Across the board, males took a drubbing and the NNT for both outcomes of interest hovered around 200 (0.5% absolute difference). Ashish Jha, one of the investigators and a leader in the study of hospital quality and safety (who really needs to speak at an SHM annual, incidentally) goes into more depth over at his blog:
Given our results, if male physicians had the same outcomes as female physicians, we’d have 32,000 fewer deaths in the Medicare population. That’s about how many people die in motor vehicle accidents every year. Second, imagine a new treatment that lowered 30-day mortality by about half a percentage point for hospitalized patients. Would that treatment get FDA approval for effectiveness? Yup. Would it quickly become widely adopted in the hospital wards as an important treatment we should be giving our patients? Absolutely. So while the effect size is not huge, it’s certainly not trivial.

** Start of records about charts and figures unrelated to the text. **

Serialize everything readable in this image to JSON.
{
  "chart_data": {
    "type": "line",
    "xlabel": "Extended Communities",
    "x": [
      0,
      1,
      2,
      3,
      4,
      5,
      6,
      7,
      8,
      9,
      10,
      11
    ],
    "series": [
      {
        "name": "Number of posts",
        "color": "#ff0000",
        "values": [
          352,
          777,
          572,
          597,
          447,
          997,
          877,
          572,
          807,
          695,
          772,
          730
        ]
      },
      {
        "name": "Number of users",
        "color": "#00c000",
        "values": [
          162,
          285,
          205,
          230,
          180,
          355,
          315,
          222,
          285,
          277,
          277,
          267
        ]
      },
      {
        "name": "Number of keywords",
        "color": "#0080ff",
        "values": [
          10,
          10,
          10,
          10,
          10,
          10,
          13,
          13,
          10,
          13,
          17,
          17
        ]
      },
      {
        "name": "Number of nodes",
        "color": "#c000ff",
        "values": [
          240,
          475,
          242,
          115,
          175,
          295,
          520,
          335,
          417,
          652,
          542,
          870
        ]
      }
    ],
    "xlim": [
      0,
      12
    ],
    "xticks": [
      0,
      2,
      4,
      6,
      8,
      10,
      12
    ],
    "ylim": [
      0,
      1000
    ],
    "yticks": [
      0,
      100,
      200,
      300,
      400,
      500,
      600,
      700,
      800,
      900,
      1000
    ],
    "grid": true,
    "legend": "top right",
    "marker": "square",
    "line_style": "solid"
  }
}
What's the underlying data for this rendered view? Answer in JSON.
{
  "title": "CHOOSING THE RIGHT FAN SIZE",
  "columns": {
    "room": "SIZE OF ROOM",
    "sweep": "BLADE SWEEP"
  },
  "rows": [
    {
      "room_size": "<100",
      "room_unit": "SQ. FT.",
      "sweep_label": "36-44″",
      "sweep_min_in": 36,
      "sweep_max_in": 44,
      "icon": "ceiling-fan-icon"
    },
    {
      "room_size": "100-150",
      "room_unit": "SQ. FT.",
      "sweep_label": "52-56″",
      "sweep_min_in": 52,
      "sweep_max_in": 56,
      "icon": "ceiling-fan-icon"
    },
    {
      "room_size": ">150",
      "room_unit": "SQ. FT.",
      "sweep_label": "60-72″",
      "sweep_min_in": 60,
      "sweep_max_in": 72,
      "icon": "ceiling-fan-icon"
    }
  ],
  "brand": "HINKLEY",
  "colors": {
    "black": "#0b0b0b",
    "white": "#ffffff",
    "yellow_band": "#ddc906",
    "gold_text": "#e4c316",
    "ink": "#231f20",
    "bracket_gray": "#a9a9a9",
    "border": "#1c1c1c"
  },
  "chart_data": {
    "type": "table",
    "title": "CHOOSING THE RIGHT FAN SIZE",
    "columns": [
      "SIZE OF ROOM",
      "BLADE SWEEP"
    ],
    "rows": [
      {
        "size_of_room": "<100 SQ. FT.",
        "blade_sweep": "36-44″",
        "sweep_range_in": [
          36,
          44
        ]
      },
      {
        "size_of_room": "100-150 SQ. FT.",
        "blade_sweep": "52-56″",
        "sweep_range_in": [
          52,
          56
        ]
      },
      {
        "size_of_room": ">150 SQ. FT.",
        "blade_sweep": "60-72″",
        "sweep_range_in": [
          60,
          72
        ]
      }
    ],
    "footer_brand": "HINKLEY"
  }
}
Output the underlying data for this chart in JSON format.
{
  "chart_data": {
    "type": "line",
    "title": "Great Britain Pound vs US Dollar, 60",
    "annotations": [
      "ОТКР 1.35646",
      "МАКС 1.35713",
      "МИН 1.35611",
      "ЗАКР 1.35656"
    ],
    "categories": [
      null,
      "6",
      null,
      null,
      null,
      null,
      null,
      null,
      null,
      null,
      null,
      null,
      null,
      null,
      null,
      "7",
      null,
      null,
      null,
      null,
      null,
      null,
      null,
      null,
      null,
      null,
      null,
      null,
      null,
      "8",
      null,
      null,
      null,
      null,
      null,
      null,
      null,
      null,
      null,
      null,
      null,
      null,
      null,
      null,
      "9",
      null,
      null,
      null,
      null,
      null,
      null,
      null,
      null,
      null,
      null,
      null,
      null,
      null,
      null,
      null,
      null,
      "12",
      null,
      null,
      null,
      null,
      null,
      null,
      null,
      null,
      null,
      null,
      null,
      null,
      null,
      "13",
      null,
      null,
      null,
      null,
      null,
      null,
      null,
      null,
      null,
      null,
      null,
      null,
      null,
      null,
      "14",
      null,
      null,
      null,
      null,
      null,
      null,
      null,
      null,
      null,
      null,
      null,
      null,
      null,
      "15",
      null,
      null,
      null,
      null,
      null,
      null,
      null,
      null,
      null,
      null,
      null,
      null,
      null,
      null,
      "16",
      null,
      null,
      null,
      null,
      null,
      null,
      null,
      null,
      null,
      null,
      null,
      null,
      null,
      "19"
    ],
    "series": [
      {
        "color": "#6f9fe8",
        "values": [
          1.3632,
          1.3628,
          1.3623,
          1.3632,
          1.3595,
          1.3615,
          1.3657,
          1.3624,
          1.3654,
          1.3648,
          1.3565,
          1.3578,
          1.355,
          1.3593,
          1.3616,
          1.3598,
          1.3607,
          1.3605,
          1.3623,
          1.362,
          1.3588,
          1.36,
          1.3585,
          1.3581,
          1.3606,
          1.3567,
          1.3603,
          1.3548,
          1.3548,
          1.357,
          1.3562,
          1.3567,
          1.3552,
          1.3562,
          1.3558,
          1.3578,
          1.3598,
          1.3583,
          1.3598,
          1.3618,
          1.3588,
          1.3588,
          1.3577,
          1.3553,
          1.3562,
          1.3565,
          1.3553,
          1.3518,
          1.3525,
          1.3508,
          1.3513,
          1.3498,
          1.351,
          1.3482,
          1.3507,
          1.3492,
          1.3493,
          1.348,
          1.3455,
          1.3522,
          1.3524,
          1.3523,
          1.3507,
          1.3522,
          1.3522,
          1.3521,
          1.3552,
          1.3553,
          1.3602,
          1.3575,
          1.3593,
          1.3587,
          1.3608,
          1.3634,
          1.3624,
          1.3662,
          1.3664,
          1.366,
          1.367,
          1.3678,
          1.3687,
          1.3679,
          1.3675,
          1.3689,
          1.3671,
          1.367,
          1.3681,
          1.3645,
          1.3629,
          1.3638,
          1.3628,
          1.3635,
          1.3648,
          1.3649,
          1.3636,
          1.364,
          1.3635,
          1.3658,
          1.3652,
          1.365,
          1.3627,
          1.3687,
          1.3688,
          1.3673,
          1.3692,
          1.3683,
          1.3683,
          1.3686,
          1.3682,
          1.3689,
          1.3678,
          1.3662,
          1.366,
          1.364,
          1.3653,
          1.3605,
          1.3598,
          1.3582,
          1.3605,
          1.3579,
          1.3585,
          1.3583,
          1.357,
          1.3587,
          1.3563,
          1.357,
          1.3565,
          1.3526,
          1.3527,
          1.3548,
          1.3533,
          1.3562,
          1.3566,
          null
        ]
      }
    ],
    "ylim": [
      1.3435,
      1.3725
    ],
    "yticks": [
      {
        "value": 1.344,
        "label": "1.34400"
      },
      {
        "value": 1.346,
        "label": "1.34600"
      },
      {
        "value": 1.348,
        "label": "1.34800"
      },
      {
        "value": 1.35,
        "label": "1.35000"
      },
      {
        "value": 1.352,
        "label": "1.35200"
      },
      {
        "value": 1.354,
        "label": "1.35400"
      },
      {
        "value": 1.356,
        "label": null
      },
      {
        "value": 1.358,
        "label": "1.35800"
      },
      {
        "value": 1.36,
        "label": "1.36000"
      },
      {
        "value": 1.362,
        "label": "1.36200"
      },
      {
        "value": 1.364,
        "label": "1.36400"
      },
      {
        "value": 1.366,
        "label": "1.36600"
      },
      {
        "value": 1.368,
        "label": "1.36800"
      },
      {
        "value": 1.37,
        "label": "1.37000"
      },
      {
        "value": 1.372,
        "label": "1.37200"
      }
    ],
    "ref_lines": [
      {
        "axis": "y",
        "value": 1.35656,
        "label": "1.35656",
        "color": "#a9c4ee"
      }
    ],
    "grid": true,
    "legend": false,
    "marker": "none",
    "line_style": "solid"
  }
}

[…] Further, for those who worry about “confounding” – that we may be missing some key variable that explains the difference – I wonder what that might be? If there are key missing confounders, it would have to be big enough to explain our findings. We spent a lot of time on this – and couldn’t come up with anything that would be big enough to explain what we found.
Reactions will vary depending on your gender and prior beliefs, but I accept the findings (correlation, not causation here). Women tend to be somewhat more evidence-based and communicate more effectively. We know that much.
How do we learn more, however? How do we tease out where males fall short—and is it practical or possible to intervene on? Even if you studied demented or sedated ventilated ICU or floor patients where gender recognition would presumably not occur, docs still interact with family and staff. Maybe that is where the good stuff happens. There are just too many moving parts.
Some have suggested an RCT is not possible—and they are right on logistical grounds. But we test PCI versus CABG or sham versus actual surgeries using clinical equipoise as standard, so why not the sex of provider? Feels weird, even icky, but in the name of science, it could be done. Maybe Bill Gates has a few spare nickels under his couch—because I doubt the NIH is going to fund this baby.
What the study drove home for Arora, who works as a hospitalist, is that women are certainly not worse doctors than men — and they should be compensated equitably. A study published earlier this year found a $20,000 pay gap between male and female doctors after controlling for other factors, such as age, specialty and faculty rank, that might influence compensation.
She noted that female doctors, who are often being hired in their childbearing years, may face a subtle form of discrimination, in the worry that they will be less committed or that they will not work as hard when they have children.
“Having a female physician is an asset,” Arora said.
I am sure you will see this study in brief reviews and update publications and will get a dose at any 2017 hospital medicine meeting. However, do yourself a favor and at least skim some of the links above. Beyond the science, there is a lot under the hood of this paper and its findings to think about. Just imagine, someday we may have to go back to every RCT ever done and add “gender of doc” to the list of variables we adjust for. I am not kidding.